L’allenamento non è la scorciatoia per il dimagrimento, ma il suo acceleratore. Senza movimento, la dieta diventa un percorso in salita che porta alla perdita di muscolo, non di grasso.
Tre sessioni da 45-50 minuti, oppure cinque da 30 minuti. Non serve allenarsi due ore al giorno. L’efficacia dell’allenamento non dipende dal tempo passato in palestra, ma da come lo si utilizza.

L’attività moderata (quella che fa aumentare il respiro e la sudorazione, ma permette ancora di parlare a frasi spezzate) è la via più efficace per bruciare grassi.
L’intensità è la chiave: meglio 30 minuti intensi che un’ora senza obiettivi
L’allenamento non deve essere un’agonia, ma uno stimolo. Per dimagrire, l’intensità conta più della durata. Una camminata sostenuta di 30 minuti ogni giorno brucia più calorie di un’ora di esercizio leggero una volta a settimana.
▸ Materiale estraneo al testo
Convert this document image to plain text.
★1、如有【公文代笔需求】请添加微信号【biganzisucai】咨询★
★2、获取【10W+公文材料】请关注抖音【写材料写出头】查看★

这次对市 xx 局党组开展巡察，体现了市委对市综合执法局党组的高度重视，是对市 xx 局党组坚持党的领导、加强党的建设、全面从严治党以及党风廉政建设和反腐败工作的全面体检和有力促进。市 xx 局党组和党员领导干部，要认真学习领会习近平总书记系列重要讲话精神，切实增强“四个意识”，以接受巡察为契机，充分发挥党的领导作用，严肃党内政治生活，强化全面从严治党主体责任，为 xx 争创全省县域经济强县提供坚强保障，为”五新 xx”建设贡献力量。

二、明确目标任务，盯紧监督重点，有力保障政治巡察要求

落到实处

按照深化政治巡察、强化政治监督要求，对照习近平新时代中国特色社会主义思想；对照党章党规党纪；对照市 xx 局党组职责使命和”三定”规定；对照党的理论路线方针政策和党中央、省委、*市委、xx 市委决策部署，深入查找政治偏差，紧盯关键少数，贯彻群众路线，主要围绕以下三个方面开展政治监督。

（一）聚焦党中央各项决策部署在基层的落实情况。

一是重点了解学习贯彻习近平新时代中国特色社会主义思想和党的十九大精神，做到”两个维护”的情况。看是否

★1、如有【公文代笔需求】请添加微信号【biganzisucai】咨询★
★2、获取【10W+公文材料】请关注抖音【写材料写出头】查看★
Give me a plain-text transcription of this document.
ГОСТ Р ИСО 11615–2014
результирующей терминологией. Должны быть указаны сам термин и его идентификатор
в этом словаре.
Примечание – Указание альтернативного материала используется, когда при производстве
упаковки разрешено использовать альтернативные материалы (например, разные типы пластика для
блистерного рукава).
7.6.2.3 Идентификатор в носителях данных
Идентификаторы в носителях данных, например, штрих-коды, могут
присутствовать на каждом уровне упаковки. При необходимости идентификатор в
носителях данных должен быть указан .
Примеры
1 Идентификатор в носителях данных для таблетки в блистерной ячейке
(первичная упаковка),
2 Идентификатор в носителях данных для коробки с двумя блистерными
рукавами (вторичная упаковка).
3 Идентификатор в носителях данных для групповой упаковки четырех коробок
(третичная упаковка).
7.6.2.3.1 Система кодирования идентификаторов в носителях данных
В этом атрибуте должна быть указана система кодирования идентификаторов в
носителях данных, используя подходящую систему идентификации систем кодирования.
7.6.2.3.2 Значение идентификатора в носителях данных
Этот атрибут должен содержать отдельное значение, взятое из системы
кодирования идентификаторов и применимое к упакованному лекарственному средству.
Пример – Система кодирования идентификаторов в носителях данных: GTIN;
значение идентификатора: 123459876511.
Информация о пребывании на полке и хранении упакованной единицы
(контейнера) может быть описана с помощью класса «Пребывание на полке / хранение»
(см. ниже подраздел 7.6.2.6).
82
La regola è: se il tuo obiettivo è dimagrire, i 150 minuti settimanali vanno suddivisi in sessioni di almeno 30 minuti, con un’intensità che ti faccia sudare e affannare leggermente.
L’HIIT (High Intensity Interval Training) può essere efficace, ma non è adatto a tutti; l’importante è che il tuo cuore batta più velocemente e che il respiro si faccia più affannoso. La costanza è il vero fattore discriminante tra chi vede risultati e chi no. Una scheda ben strutturata, cambiata ogni 4 settimane, e allenamenti di 45-50 minuti sono il giusto compromesso tra stimolo e recupero.
Forza e cardio: non devi scegliere (e il momento giusto esiste)
Il falso dilemma tra “cardio o pesi” è il primo errore da evitare. Le due attività sono complementari: il cardio brucia calorie durante l’attività; l’allenamento con i pesi costruisce massa muscolare, che a riposo consuma più energia del grasso. Per il dimagrimento, l’ideale è combinare 3-4 sessioni a settimana di un mix di forza e cardio.
L’ordine conta: eseguire la forza dopo il cardio o dopo un’attività tecnica ottimizza i guadagni di forza. La regola pratica è: se hai poco tempo, meglio un allenamento intenso e mirato che un’ora di esercizio senza obiettivi. I 150 minuti settimanali sono il punto di partenza, non il traguardo. E la dieta, senza allenamento, perde il suo miglior alleato. La prossima volta che ti chiedi quante ore passare in palestra, ricordati: non è il tempo che conta, ma la qualità di quel tempo. E la costanza, che è l’unica vera ricetta per il successo.